Cómo comenzó todo, y lo que resulta ser para mí. Alguien irreemplazable. Verle es como sentir una adrenalina sin moverte del sitio. Como haber estado tres días sin comer, y al verle, querer comértelo entero. Morderle el cuello. Sentir que no se va a ir de mi lado. Inspirar, suspirar, su nuca. 
En hojas de papel, es mas fácil escribir lo que sientes. Escribes, borras, vuelves a escribir. Será que estoy echa un lío, un lío por no saber explicar lo feliz que soy. Un lío de quererle miles de noches y no poder tenerle.

Me estoy volviendo loca. 

Me está volviendo loca.






Llámame sin la elle

lunes, 6 de agosto de 2012

Del batido de chocolate al vodka.

Supe callarme muchas cosas, supe decir que no a otras pocas. Supe qué decir en cada momento. Supe decir verdades como puños. Supe actuar ante situaciones fáciles, y aprendí a actuar en las difíciles. Quise madurar antes de tiempo, pero por querer madurar sigo igual. Quise cambiar en miles de aspectos, pero por querer cambiar, no he cambiado. Supe reaccionar antes de tiempo, y quise cosas que no estaban a mi alcance. Me encapriché, como quien se encapricha con un vestido de Dior, como quien se encapricha con unos tacones de piel. Me emborraché, como quien se emborracha en una discoteca de madrugada. Me perdí, pero supe encontrarme. Aprendí de mis errores, pero me quedan muchos mas por cometer.
Soy una adolescente, me equivoco, rectifico, me vuelvo a equivocar.

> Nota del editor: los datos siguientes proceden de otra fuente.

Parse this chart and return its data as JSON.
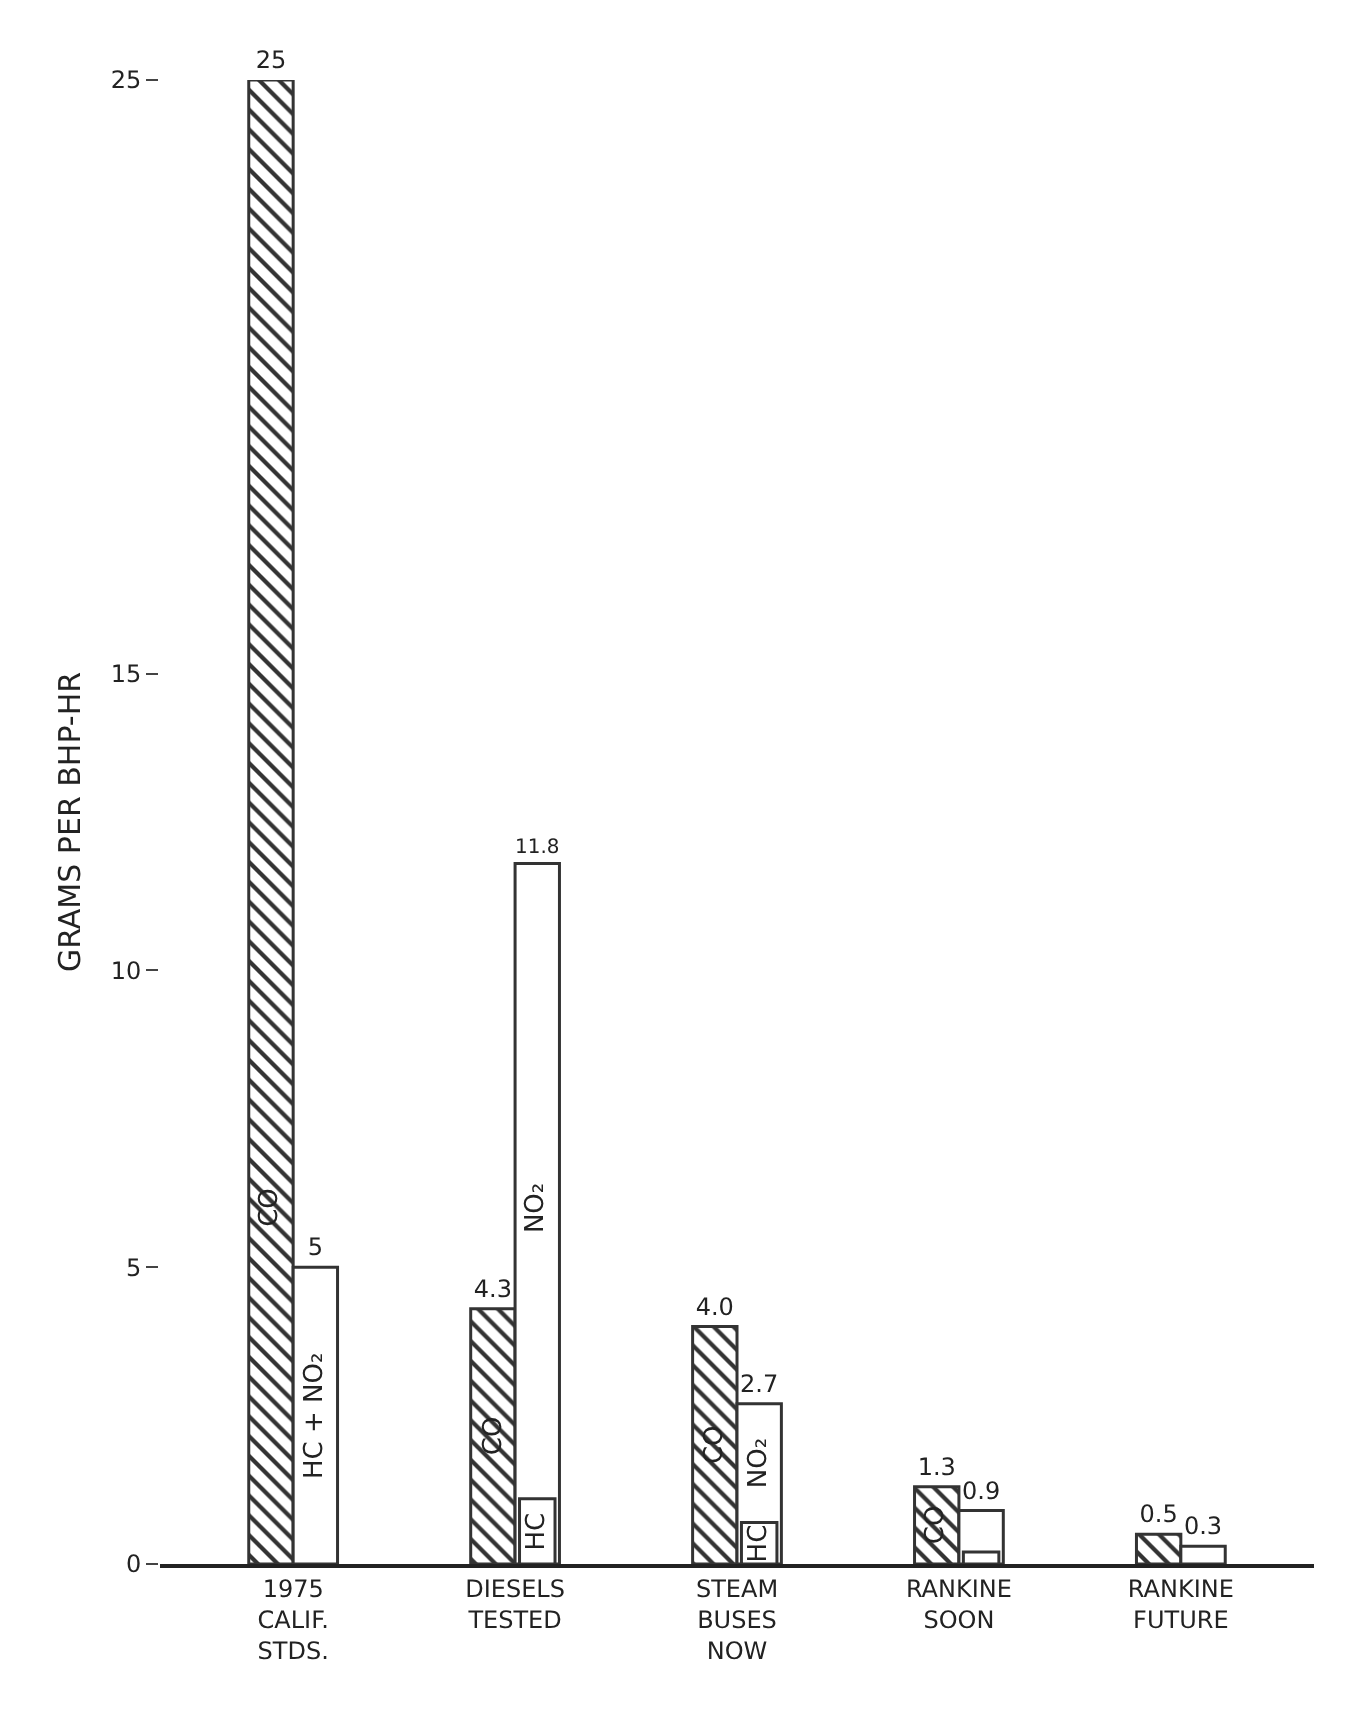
{
  "chart_data": {
    "type": "bar",
    "ylabel": "GRAMS PER BHP-HR",
    "categories": [
      "1975 CALIF. STDS.",
      "DIESELS TESTED",
      "STEAM BUSES NOW",
      "RANKINE SOON",
      "RANKINE FUTURE"
    ],
    "series": [
      {
        "name": "CO",
        "color": "#333333",
        "values": [
          25,
          4.3,
          4.0,
          1.3,
          0.5
        ],
        "value_labels": [
          "25",
          "4.3",
          "4.0",
          "1.3",
          "0.5"
        ]
      },
      {
        "name": "HC + NO₂",
        "color": "#ffffff",
        "values": [
          5,
          11.8,
          2.7,
          0.9,
          0.3
        ],
        "value_labels": [
          "5",
          "11.8",
          "2.7",
          "0.9",
          "0.3"
        ]
      },
      {
        "name": "HC",
        "color": "#ffffff",
        "values": [
          null,
          1.1,
          0.7,
          0.2,
          null
        ]
      }
    ],
    "annotations": [
      {
        "text": "NO₂",
        "x": "DIESELS TESTED",
        "y": 6
      },
      {
        "text": "NO₂",
        "x": "STEAM BUSES NOW",
        "y": 1.7
      }
    ],
    "ylim": [
      0,
      25
    ],
    "yticks": [
      0,
      5,
      10,
      15,
      25
    ],
    "grid": false,
    "legend": false
  }
}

martes, 17 de julio de 2012

Y esta noche, como cada noche, soñaré contigo

Quiero un día a tope en Nueva York.
Quiero una semana de orgasmo en las calles de París.
Un año de lluvia en Londres.
Y una vida contigo.


viernes, 13 de julio de 2012

Que de todo esto saquemos algo bueno.

Pasan los días, pasa el verano, en un abrir y cerrar de ojos estaremos de nuevo en esa famosa cena, donde todos celebramos la llegada de un año nuevo, rodeados de la gente que mejor conocemos, rodeados de luces y decorados. Dentro de nada hará frío, y estaremos deseando que llegue el verano de una vez y empezar a usar esas camisetas de mangas cortas que tanto nos gustan, es entonces cuando estaremos cansados de la calor, y desearemos volver a estar en invierno.
Estoy casi a punto de cumplir diecisiete primaveras, las cuales se me han pasado volando... y me he dado cuenta de que todos queremos que el tiempo pase rápido, pero, ¿por qué? estamos pensando siempre en el futuro, en lo que pasará el fin de semana, en que lleguen vacaciones para salir de ese edificio al que le cogemos un asco impresionante en todo el curso. Queremos que lleguen las cosas buenas, y nos paramos a esperarlas, pero realmente no nos damos cuenta, de que todos los días hay cosas buenas, y no intentamos aprovecharlas. El tiempo, queramos o no, se pasa volando, y eso es algo que hay que aprovechar.
Parece que fue ayer cuando aprendí a atarme los cordones, cuando aprendí a usar el tenedor y el cuchillo. Cuando aprendí que hay cosas que no se deben hacer, y que cuando confían en ti no debes fallar. Parece que fue ayer cuando daba la vida por aquel vestido que tanto me gustaba, y que no quería que nadie me lo quitara del cuerpo, cuando no cambiaba la película de "la sirenita" de la disquetera de vídeo, cuando me ponía a llorar si algo no me salía bien, o cuando en el cole quitaba colores. No quiero hacerme mayor, pero tampoco quiero tener que depender de nadie, quiero una vida sola, a mi manera, que nadie me controle, ni me digan lo que tengo que hacer, quiero hacer lo que quiera, pero eso sí... disfrutándolo día a día.